SK: BM bu süreçte daha önceki süreçlerden farklı olarak arabulucu rolünde değil, gözlemci statüsünde katılıyor. Bu avantaj mı yoksa dezavantaj mı?
F. S. Soyer: 2002 sürecinde Alvaro De Seto, BM Genel Sekreteri’nin Özel Temsilcisi olarak görüşme sürecine başladığında, Rauf Denktaş ve Glafkos Klerides arasındaki görüşmelerde, “elimde küçük bir kalem ve silgi ile duvarda bir sinek olacağım” demişti ancak, daha sonra görüldü ki bu süreçte, De Seto’nun boşlukları dolduracak şekilde rol aldı. BM bu sürecin içinde.

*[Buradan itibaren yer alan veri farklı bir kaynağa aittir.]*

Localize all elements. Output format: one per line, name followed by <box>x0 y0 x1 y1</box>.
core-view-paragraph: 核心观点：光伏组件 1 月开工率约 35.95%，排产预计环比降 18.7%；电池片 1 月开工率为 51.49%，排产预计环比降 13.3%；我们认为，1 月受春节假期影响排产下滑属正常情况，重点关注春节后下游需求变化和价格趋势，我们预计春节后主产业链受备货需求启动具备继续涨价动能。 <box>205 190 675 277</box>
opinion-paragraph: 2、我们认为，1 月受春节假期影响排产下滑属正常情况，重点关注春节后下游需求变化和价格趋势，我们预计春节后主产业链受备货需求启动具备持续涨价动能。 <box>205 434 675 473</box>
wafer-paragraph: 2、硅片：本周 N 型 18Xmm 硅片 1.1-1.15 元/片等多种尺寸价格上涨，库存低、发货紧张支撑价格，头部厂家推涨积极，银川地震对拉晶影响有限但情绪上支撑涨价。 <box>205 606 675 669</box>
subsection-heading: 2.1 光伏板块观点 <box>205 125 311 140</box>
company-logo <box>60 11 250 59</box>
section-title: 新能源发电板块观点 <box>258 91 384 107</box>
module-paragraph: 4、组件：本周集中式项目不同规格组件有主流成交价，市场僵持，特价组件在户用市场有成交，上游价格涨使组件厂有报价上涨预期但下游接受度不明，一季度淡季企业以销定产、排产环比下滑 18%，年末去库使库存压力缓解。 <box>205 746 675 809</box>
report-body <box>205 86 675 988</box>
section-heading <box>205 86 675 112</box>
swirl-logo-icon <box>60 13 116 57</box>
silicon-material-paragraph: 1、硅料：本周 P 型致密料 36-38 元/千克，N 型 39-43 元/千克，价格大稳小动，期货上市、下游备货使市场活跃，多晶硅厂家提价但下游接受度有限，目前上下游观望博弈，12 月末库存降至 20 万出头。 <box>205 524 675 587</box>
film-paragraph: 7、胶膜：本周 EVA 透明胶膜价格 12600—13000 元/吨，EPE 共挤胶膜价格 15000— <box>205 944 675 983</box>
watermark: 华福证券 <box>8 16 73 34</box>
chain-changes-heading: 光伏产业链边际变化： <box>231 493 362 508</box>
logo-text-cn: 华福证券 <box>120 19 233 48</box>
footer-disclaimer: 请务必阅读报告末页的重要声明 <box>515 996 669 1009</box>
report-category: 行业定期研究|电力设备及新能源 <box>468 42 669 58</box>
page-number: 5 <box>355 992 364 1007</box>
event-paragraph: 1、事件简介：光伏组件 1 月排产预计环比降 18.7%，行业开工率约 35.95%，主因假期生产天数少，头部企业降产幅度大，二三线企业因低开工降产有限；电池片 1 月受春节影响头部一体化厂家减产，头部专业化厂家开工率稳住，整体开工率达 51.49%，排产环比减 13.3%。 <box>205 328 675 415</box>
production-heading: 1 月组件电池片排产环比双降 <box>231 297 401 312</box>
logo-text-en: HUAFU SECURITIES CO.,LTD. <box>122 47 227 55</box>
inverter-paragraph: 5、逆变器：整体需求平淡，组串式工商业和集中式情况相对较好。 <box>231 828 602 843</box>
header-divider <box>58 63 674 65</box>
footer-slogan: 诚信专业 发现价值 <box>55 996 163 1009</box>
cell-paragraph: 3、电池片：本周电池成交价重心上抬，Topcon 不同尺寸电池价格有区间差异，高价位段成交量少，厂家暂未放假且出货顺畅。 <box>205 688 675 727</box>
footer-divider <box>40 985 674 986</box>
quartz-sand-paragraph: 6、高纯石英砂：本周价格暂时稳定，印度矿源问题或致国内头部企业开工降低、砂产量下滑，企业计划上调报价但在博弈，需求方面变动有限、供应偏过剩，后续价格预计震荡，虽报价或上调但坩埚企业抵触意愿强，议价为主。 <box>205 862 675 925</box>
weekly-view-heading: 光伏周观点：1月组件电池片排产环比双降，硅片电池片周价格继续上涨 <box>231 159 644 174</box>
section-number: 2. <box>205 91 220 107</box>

Rum bunu hiç istemedi. Biz bu noktaya görüşmelerin başlaması ve BM’nin bunun içinde olması yönünden bakacağız.
SK: CTP-BG kapsamlı müzakerelerden ne bekliyor?
F. S. Soyer: Federal ilkelerde iki kurucu devlet, iki eşit toplum temelinde bir çözüm istiyoruz. Parti olarak Cumhurbaşkanımıza desek olmak, toplumda bizim gibi düşünemeyenlere bir sentez yaratmak için uğraşacağız.
SK: Süreç sonunda olumlu bir noktaya varılırsa Referandum yapılacak. Referandumda CTP’nin tavrı ve tutumu ne olur?
F. S. Soyer: Bu kez referandum noktası, iki liderin üzerinde vardıkları mutabakat metni olarak referanduma gidecek. Geçen sefer taraflar mutabık olmadığı halde referanduma gidilmişti. Kamuoyunda ikil lider bunu halklarına anlatacak. Bir metinde mutabakata varılırsa başkanlar bunu topluma anlatacaktır. Bu bir fırsattır. AB, “Kosava’yı tanımam” dedi tanıdı. Rusya “Abazya” ve “Osetya”yı tanıdı. İkisinin de artık kucağında birer çocuğu var. Bu fırsatı iyi kullanıp çözüme gitmeliyiz. Biz bu yüzden her türlü tedbiri almak zorundayız.
SK: Müzakere sürecinde en çok sıkıntı yaşanması beklenen konuların başında mülkiyet ve yönetimin paylaşılması konuları var. Bu iki önemli konu süreci tıkar mı?
F. S. Soyer: Kıbrıs’ta en önemli konu Kıbrıs Türk halkının konumu ve statüsüdür. Tek uluslararası kimliği olacak bu yeni federal devlette eşit statüde olmalıyız. Nüfus ve mülkiyet çoğunluğu fazla olan bölgelerde, devletlerde yönetme hakkı o devlette olacak.
Mülkiyet ile ilgili çerçeve Annan Planı’nda çizildi. Bu çerçevede devam edilecek. Biz bu konuda Annan Planı’ndan sonra önemli adımlar attık. Mal Tanzim Komisyonu kurduk. Kısmı iade, tazminatlar, takas. Bu üç yolda AB tarafından kabul gördü ve bir değer kazandı. Şimdi bu süreç işlerken mülkiyet konusunda ilerleme devam ediyor. Avrupa İnsan Hakları Mahkemesi’nin verdiği kararlar bizim Mal Tanzim Komisyonu’nda yeni bir değer oluşturdu. Bu iki konunun süreci tıkacağını da düşünmüyorum. AB İnsan Hakları Mahkemesi ve Annan Planı’na dayandırılan temel barış için mülkiyet ya da yönetimin paylaşılması sorun olamaz. Bunun çözümü sağlanabilir.
SK: Görüşme sürecinde KKTC’yi Cumhurbaşkanı Talat yerine Ferdi Sabit Soyer temsil etse tutumu ne olurdu?
Talat ne götürüyorsa ben de onu götürürdüm. Kendimi hiç farklı görmüyorum. Sayın Mehmet Ali Talat orada Cumhurbaşkanlığı makamında Kıbrıs Türkünün temsilcisi ve sözcüsüdür. Görev ve yetki ondadır. Bizi çözüme ve barışa götüreceğinde inancımız tamdır.